Santa Marta is one of the main destinations for national tourism on the Caribbean coast. Therefore, you need to be aware that you also can be confronted with mass tourism and all its aspects. During weekends, public holidays and high season some spots can become very busy. Also on some destinations the services are targeted on Colombian customers. This can mean monopolies and high prices on, for example, remote beaches, unsafe transportation (especially boats) or other irritating concepts. My recommendation therefore is to check the sites you want to go in beforehand online and if you are looking for quality, do tours with a quality provider.

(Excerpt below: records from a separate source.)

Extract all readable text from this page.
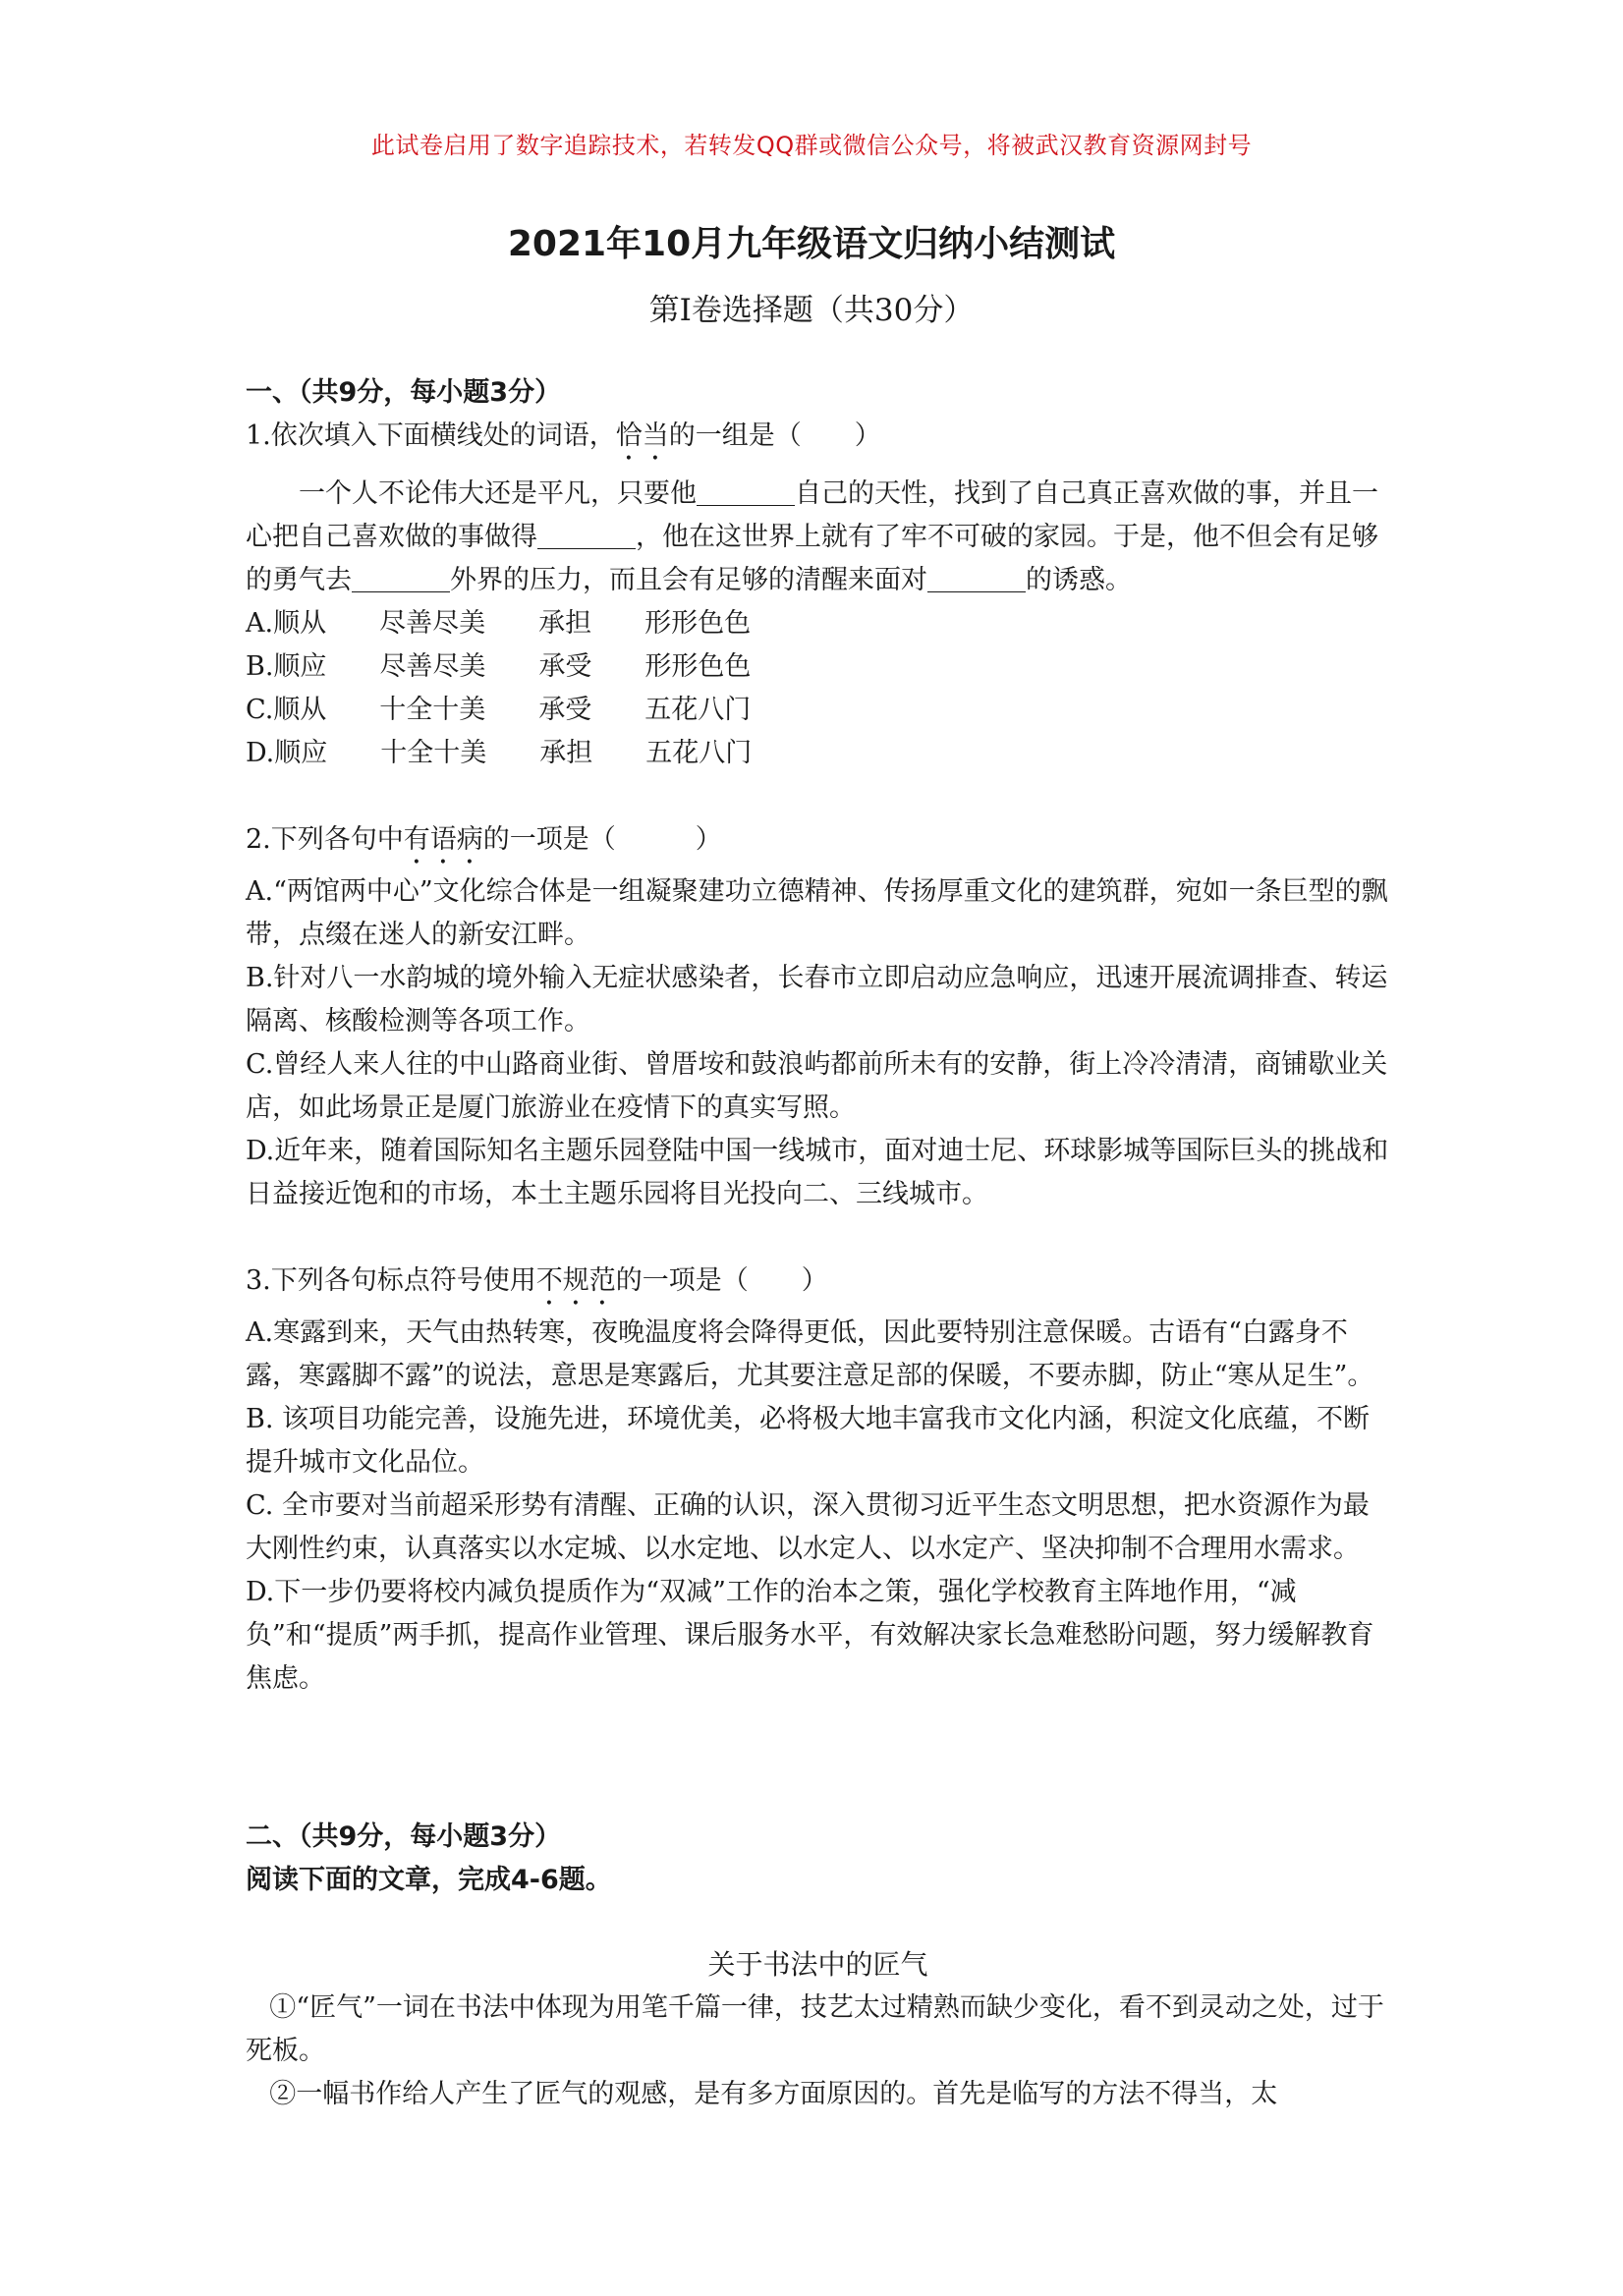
此试卷启用了数字追踪技术，若转发QQ群或微信公众号，将被武汉教育资源网封号
2021年10月九年级语文归纳小结测试
第Ⅰ卷选择题（共30分）

一、（共9分，每小题3分）

1.依次填入下面横线处的词语，恰当的一组是（　　）

一个人不论伟大还是平凡，只要他	自己的天性，找到了自己真正喜欢做的事，并且一心把自己喜欢做的事做得	，他在这世界上就有了牢不可破的家园。于是，他不但会有足够的勇气去	外界的压力，而且会有足够的清醒来面对	的诱惑。

A.顺从　　尽善尽美　　承担　　形形色色

B.顺应　　尽善尽美　　承受　　形形色色

C.顺从　　十全十美　　承受　　五花八门

D.顺应　　十全十美　　承担　　五花八门

2.下列各句中有语病的一项是（　　　）

A.“两馆两中心”文化综合体是一组凝聚建功立德精神、传扬厚重文化的建筑群，宛如一条巨型的飘带，点缀在迷人的新安江畔。

B.针对八一水韵城的境外输入无症状感染者，长春市立即启动应急响应，迅速开展流调排查、转运隔离、核酸检测等各项工作。

C.曾经人来人往的中山路商业街、曾厝垵和鼓浪屿都前所未有的安静，街上冷冷清清，商铺歇业关店，如此场景正是厦门旅游业在疫情下的真实写照。

D.近年来，随着国际知名主题乐园登陆中国一线城市，面对迪士尼、环球影城等国际巨头的挑战和日益接近饱和的市场，本土主题乐园将目光投向二、三线城市。

3.下列各句标点符号使用不规范的一项是（　　）

A.寒露到来，天气由热转寒，夜晚温度将会降得更低，因此要特别注意保暖。古语有“白露身不露，寒露脚不露”的说法，意思是寒露后，尤其要注意足部的保暖，不要赤脚，防止“寒从足生”。

B. 该项目功能完善，设施先进，环境优美，必将极大地丰富我市文化内涵，积淀文化底蕴，不断提升城市文化品位。

C. 全市要对当前超采形势有清醒、正确的认识，深入贯彻习近平生态文明思想，把水资源作为最大刚性约束，认真落实以水定城、以水定地、以水定人、以水定产、坚决抑制不合理用水需求。

D.下一步仍要将校内减负提质作为“双减”工作的治本之策，强化学校教育主阵地作用，“减负”和“提质”两手抓，提高作业管理、课后服务水平，有效解决家长急难愁盼问题，努力缓解教育焦虑。

二、（共9分，每小题3分）

阅读下面的文章，完成4-6题。

关于书法中的匠气

①“匠气”一词在书法中体现为用笔千篇一律，技艺太过精熟而缺少变化，看不到灵动之处，过于死板。

②一幅书作给人产生了匠气的观感，是有多方面原因的。首先是临写的方法不得当，太
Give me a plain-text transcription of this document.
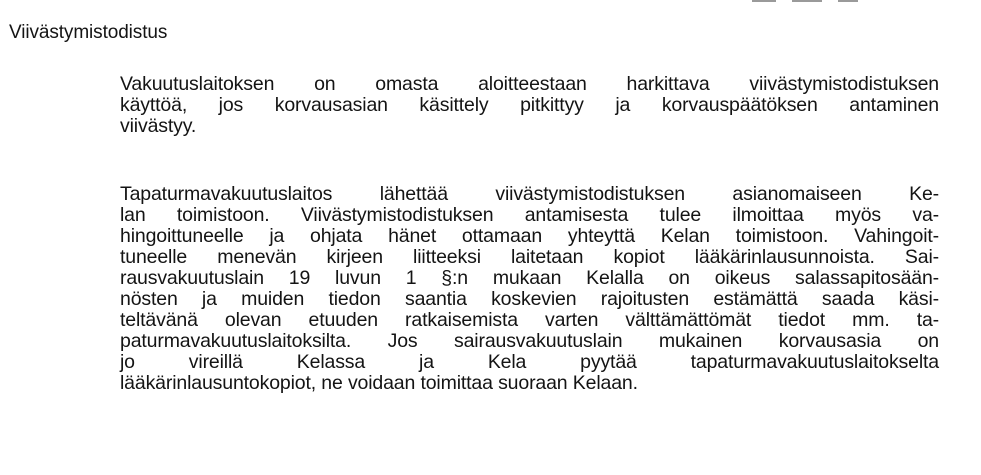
Viivästymistodistus
Vakuutuslaitoksen on omasta aloitteestaan harkittava viivästymistodistuksen
käyttöä, jos korvausasian käsittely pitkittyy ja korvauspäätöksen antaminen
viivästyy.
Tapaturmavakuutuslaitos lähettää viivästymistodistuksen asianomaiseen Ke-
lan toimistoon. Viivästymistodistuksen antamisesta tulee ilmoittaa myös va-
hingoittuneelle ja ohjata hänet ottamaan yhteyttä Kelan toimistoon. Vahingoit-
tuneelle menevän kirjeen liitteeksi laitetaan kopiot lääkärinlausunnoista. Sai-
rausvakuutuslain 19 luvun 1 §:n mukaan Kelalla on oikeus salassapitosään-
nösten ja muiden tiedon saantia koskevien rajoitusten estämättä saada käsi-
teltävänä olevan etuuden ratkaisemista varten välttämättömät tiedot mm. ta-
paturmavakuutuslaitoksilta. Jos sairausvakuutuslain mukainen korvausasia on
jo vireillä Kelassa ja Kela pyytää tapaturmavakuutuslaitokselta
lääkärinlausuntokopiot, ne voidaan toimittaa suoraan Kelaan.
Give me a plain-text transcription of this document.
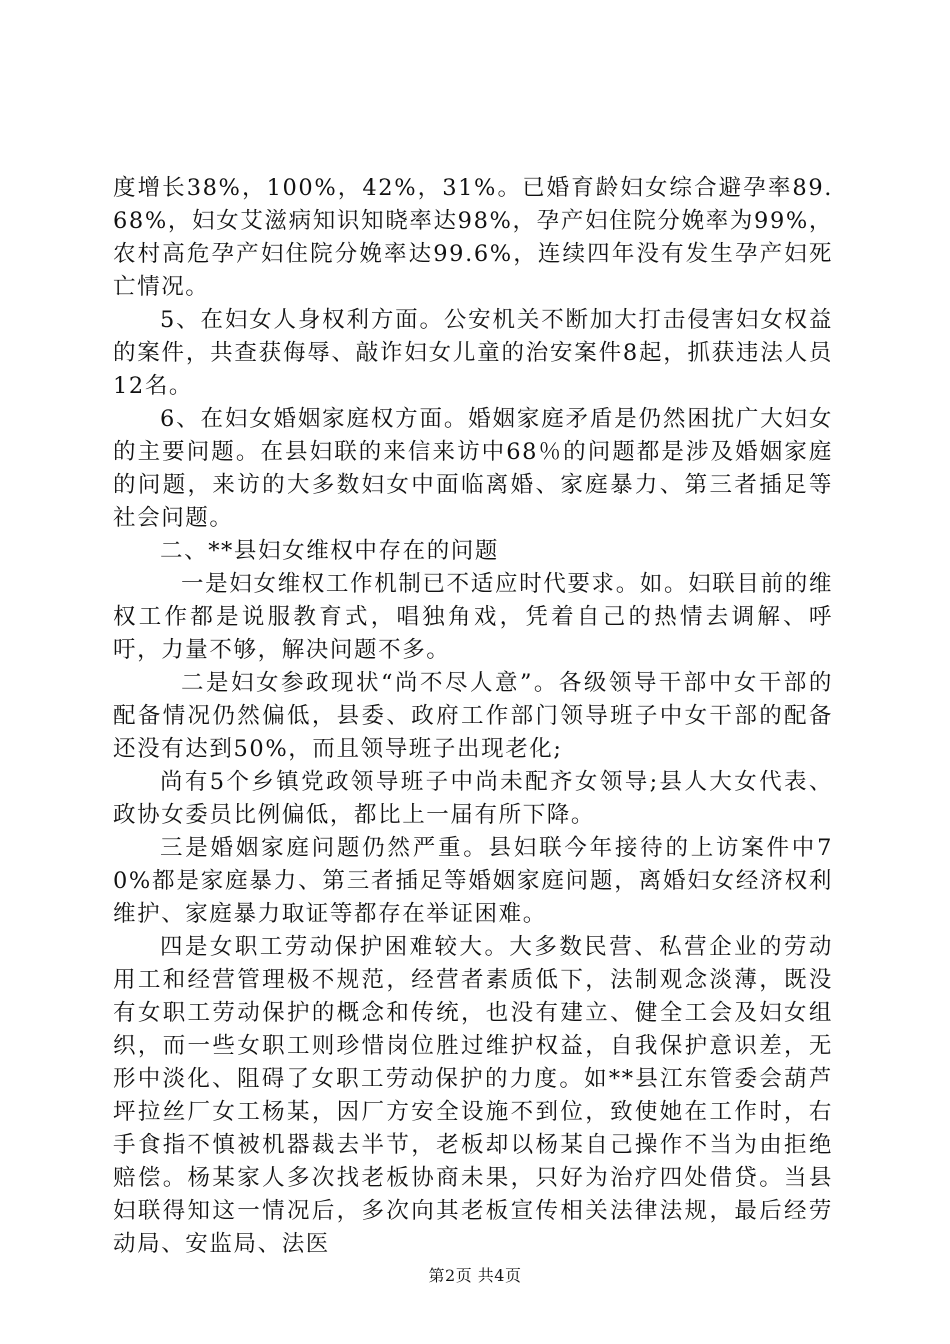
度增长38%，100%，42%，31%。已婚育龄妇女综合避孕率89.68%，妇女艾滋病知识知晓率达98%，孕产妇住院分娩率为99%，农村高危孕产妇住院分娩率达99.6%，连续四年没有发生孕产妇死亡情况。

5、在妇女人身权利方面。公安机关不断加大打击侵害妇女权益的案件，共查获侮辱、敲诈妇女儿童的治安案件8起，抓获违法人员12名。

6、在妇女婚姻家庭权方面。婚姻家庭矛盾是仍然困扰广大妇女的主要问题。在县妇联的来信来访中68％的问题都是涉及婚姻家庭的问题，来访的大多数妇女中面临离婚、家庭暴力、第三者插足等社会问题。

二、**县妇女维权中存在的问题

一是妇女维权工作机制已不适应时代要求。如。妇联目前的维权工作都是说服教育式，唱独角戏，凭着自己的热情去调解、呼吁，力量不够，解决问题不多。

二是妇女参政现状“尚不尽人意”。各级领导干部中女干部的配备情况仍然偏低，县委、政府工作部门领导班子中女干部的配备还没有达到50%，而且领导班子出现老化;

尚有5个乡镇党政领导班子中尚未配齐女领导;县人大女代表、政协女委员比例偏低，都比上一届有所下降。

三是婚姻家庭问题仍然严重。县妇联今年接待的上访案件中70%都是家庭暴力、第三者插足等婚姻家庭问题，离婚妇女经济权利维护、家庭暴力取证等都存在举证困难。

四是女职工劳动保护困难较大。大多数民营、私营企业的劳动用工和经营管理极不规范，经营者素质低下，法制观念淡薄，既没有女职工劳动保护的概念和传统，也没有建立、健全工会及妇女组织，而一些女职工则珍惜岗位胜过维护权益，自我保护意识差，无形中淡化、阻碍了女职工劳动保护的力度。如**县江东管委会葫芦坪拉丝厂女工杨某，因厂方安全设施不到位，致使她在工作时，右手食指不慎被机器裁去半节，老板却以杨某自己操作不当为由拒绝赔偿。杨某家人多次找老板协商未果，只好为治疗四处借贷。当县妇联得知这一情况后，多次向其老板宣传相关法律法规，最后经劳动局、安监局、法医

第2页 共4页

There are a bunch of tour operators in Santa Marta as Santa Marta offers a variety of activities in and outside the city. Locally I work with Baquianos and I can recommend them.
This is the house where the big liberator and general Simon Bolivar died. Today it is a monument embedded in a huge park. From a historical perspective this is a very important site. You not only find his house but also some other exhibitions.
You can get there by bus (Bus to Mamacoto), which is enjoying slow, hot but cheap. or by taxi, which is fast, comfortable and also cheap. The entrance is around COP 20,000.–. If you are no Spanish speaker and interested in history, I recommend you booking an English Tour in advance.
The Tairona Gold Museum is right next to the Simon Bolivar Square in a very nice colonial building. It is not only about Gold but explains the whole history and development of the region of the Sierra Nevada and the department of Magdalena. It consists of 4 thematic galleries. It is free so if you are close, just walk by and have a look.
The Basilica of Santa Marta clearly stands out, as it is a big, white and high building. Construction began in 1765. If you like churches, this is the place to go to in Santa Marta. There is also a square in front of it and in the morning or later in the day a good place to have a coffee with this beautiful church in front.
Especially during evenings life awakens at this park. You will see break dancers showing their stuff in the little pavilion or other people just hanging around. If you are in for the nightlife, you will get there any way.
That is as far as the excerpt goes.